L'Europe ! L'Europe ! L'Europe !

 

Portrait de l’auteur en Européen moyen.

Je termine en ce moment un superbe roman d’Aurélien Bellanger, Le continent de la douceur. Au prétexte d’une évocation d’un petit pays imaginaire coincé on ne sait où entre l’Autriche, l’Italie et la Yougoslavie, avec des personnages qui ont tous un rapport avec ce pays, Bellanger écrit une véritable ode à l’Europe. La lecture de son livre est réjouissante, d’autant plus ces temps-ci.

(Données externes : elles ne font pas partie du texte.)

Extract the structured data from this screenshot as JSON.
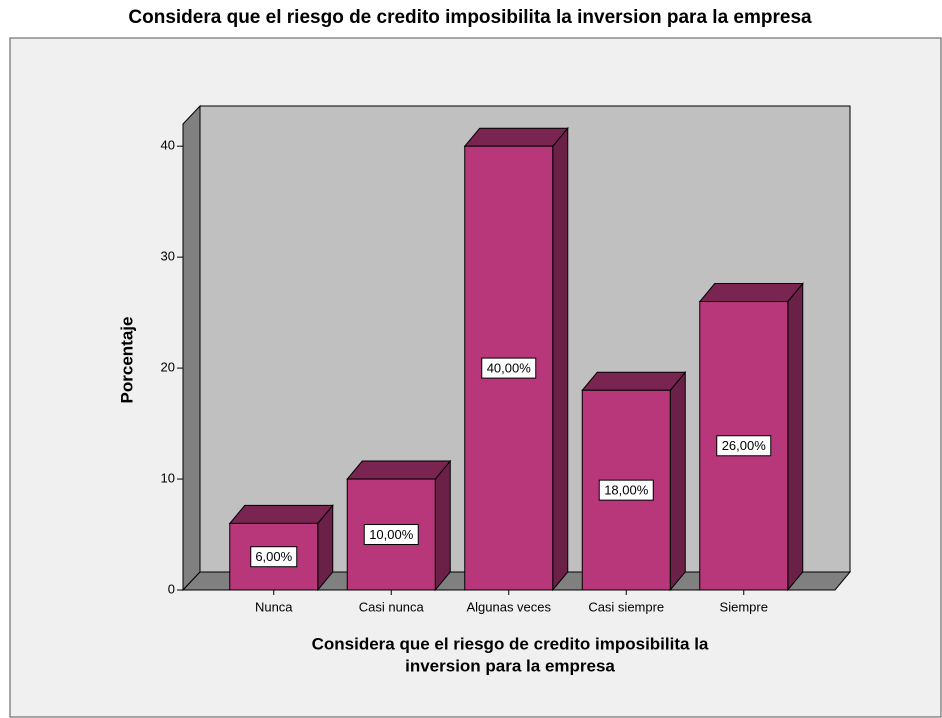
{
  "chart_data": {
    "type": "bar3d",
    "title": "Considera que el riesgo de credito imposibilita la inversion para la empresa",
    "xlabel": [
      "Considera que el riesgo de credito imposibilita la",
      "inversion para la empresa"
    ],
    "ylabel": "Porcentaje",
    "categories": [
      "Nunca",
      "Casi nunca",
      "Algunas veces",
      "Casi siempre",
      "Siempre"
    ],
    "values": [
      6,
      10,
      40,
      18,
      26
    ],
    "value_labels": [
      "6,00%",
      "10,00%",
      "40,00%",
      "18,00%",
      "26,00%"
    ],
    "color": "#b8377a",
    "ylim": [
      0,
      42
    ],
    "yticks": [
      0,
      10,
      20,
      30,
      40
    ]
  }
}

Je suis loin d’avoir exploré toute l’Europe. Je reviens d’Espagne où j’allais pour la première fois, et encore n’était-ce qu’à Madrid pour quelques jours ; plusieurs pays de l’Union Européenne attendent encore une visite de ma part (dont certains qui me tentent beaucoup, au moins le Portugal, le Danemark ou l’Irlande). Je connais Londres par cœur après plus de vingt passages ces trente dernières années, je me désole du brexit comme beaucoup ; je voyage souvent en Allemagne, pays que j’adore ; j’ai vécu à Bruxelles près d’un an ; je n’ai jamais vu certaines capitales, aussi belles ou importantes soient-elles : Lisbonne, Budapest ou encore Rome. Mon immense culture est bien limitée, je méconnais des pans entiers de l’histoire de deux pays frontaliers de la France, l’Espagne et l’Italie (regrettable !), je ne parle même pas de leur géographie. Et si je cherche en vain le dernier auteur espagnol que j’ai lu, c’est certainement que je n’en ai lu aucun.

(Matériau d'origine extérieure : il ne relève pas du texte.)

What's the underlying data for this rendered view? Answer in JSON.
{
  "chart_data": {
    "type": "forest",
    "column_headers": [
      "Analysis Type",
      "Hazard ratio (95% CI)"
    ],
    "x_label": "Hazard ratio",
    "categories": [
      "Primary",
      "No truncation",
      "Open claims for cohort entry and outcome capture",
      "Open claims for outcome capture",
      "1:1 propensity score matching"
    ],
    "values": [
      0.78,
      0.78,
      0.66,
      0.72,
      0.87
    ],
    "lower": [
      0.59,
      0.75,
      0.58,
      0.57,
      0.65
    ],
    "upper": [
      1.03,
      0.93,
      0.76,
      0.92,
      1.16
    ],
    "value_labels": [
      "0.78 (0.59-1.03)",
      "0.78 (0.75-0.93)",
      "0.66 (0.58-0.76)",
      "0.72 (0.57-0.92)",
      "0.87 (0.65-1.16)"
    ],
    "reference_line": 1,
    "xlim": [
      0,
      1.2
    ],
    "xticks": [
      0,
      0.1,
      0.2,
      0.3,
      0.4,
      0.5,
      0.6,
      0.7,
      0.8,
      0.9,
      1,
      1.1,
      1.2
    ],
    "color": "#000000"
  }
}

Je ne parle pas trop mal l’anglais et m’efforce de lire dans leur langue les écrivains anglophones, c’est un plaisir et une excellente habitude que je tiens de Fabrice (et quoiqu’on en pense c’est à la portée de tout un chacun, pour peu que l’on choisisse ses auteurs et qu’on ne s’attarde pas aux détails, qui viennent à l’usage). Pendant le confinement j’ai lu un livre en allemand sur les gravures de Rembrandt et me suis aperçu que c’était relativement aisé, même avec mon niveau qui a bien baissé ; j’aimerais parler l’italien beaucoup mieux que ma débrouille actuelle qui n’est pas reluisante ; il est fort possible que je ne lise jamais Magris ou Pessoa dans le texte original.

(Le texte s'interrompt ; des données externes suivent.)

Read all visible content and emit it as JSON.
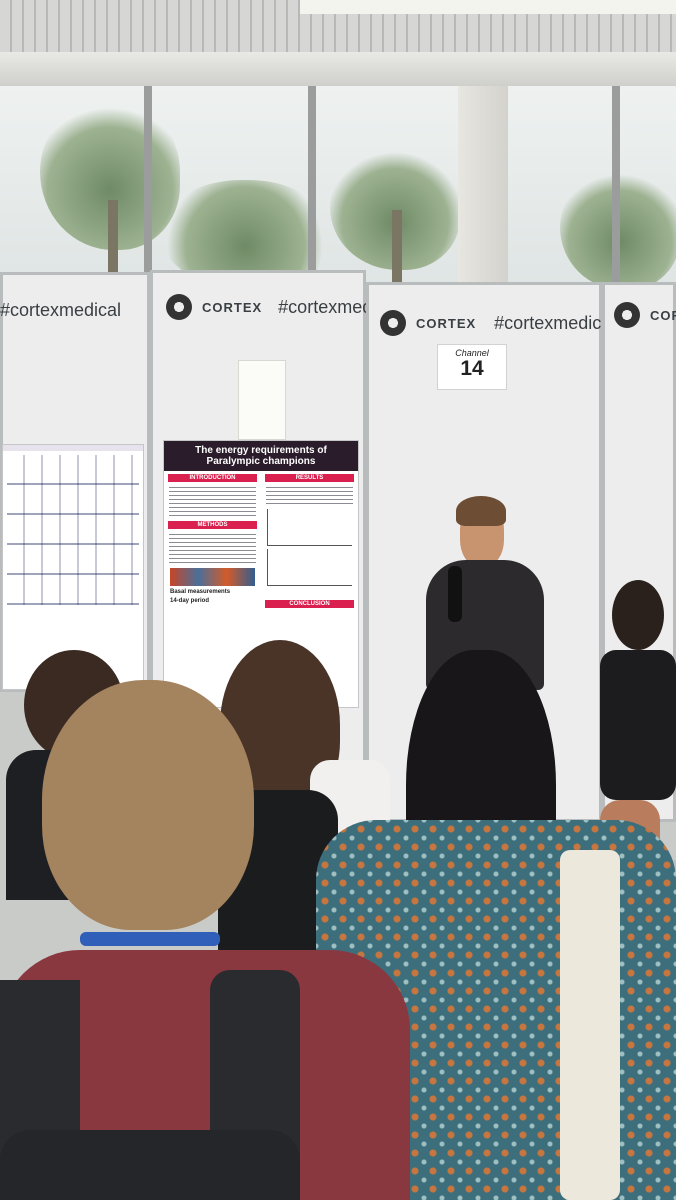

Lorsqu’on se déplace dans n’importe quel pays voisin de la France pour raison professionnelle ou touristique, sauf peut-être en Norvège on est bien accueilli. On éprouve alors ce sentiment peu aisé à définir précisément, que l’on pourrait appeler l’européanité : l’impression de partager beaucoup plus qu’une histoire commune, alors même qu’on n’en connaît peut-être mal les contours ; beaucoup plus que des proximités de langue (qui certes s’appuient quasiment toutes sur le latin et le grec) même si on baragouine seulement la langue du frontalier ; beaucoup plus qu’une monnaie identique, bien que ce soit indéniablement pratique pour le touriste et bénéfique pour l’économie. Alors, quoi ? Est-ce ce désir de vivre ensemble dont parle Renan (dans son Qu’est-ce qu’une nation ?), qui se transpose au-delà des frontières de son propre pays ? Est-ce cet impalpable enthousiasme d’avoir confié des pans entiers de notre destin à une entité supranationale, la préférence de l’union des forces aux faiblesses du repli sur soi ? Sont-ce les arts qui nous rapprochent si étroitement, le genre roman qui établit sa puissance au XIXe en France, au Royaume-Uni, en Allemagne ; l’Art nouveau qui fleurit à peu près simultanément partout en Europe, et tant d’autres exemples ? Oui, c’est un peu tout cela à la fois qui fait dire à l’auteur le titre de ce billet, pour citer le Général de Gaulle, en sautant sur sa chaise comme un cabri.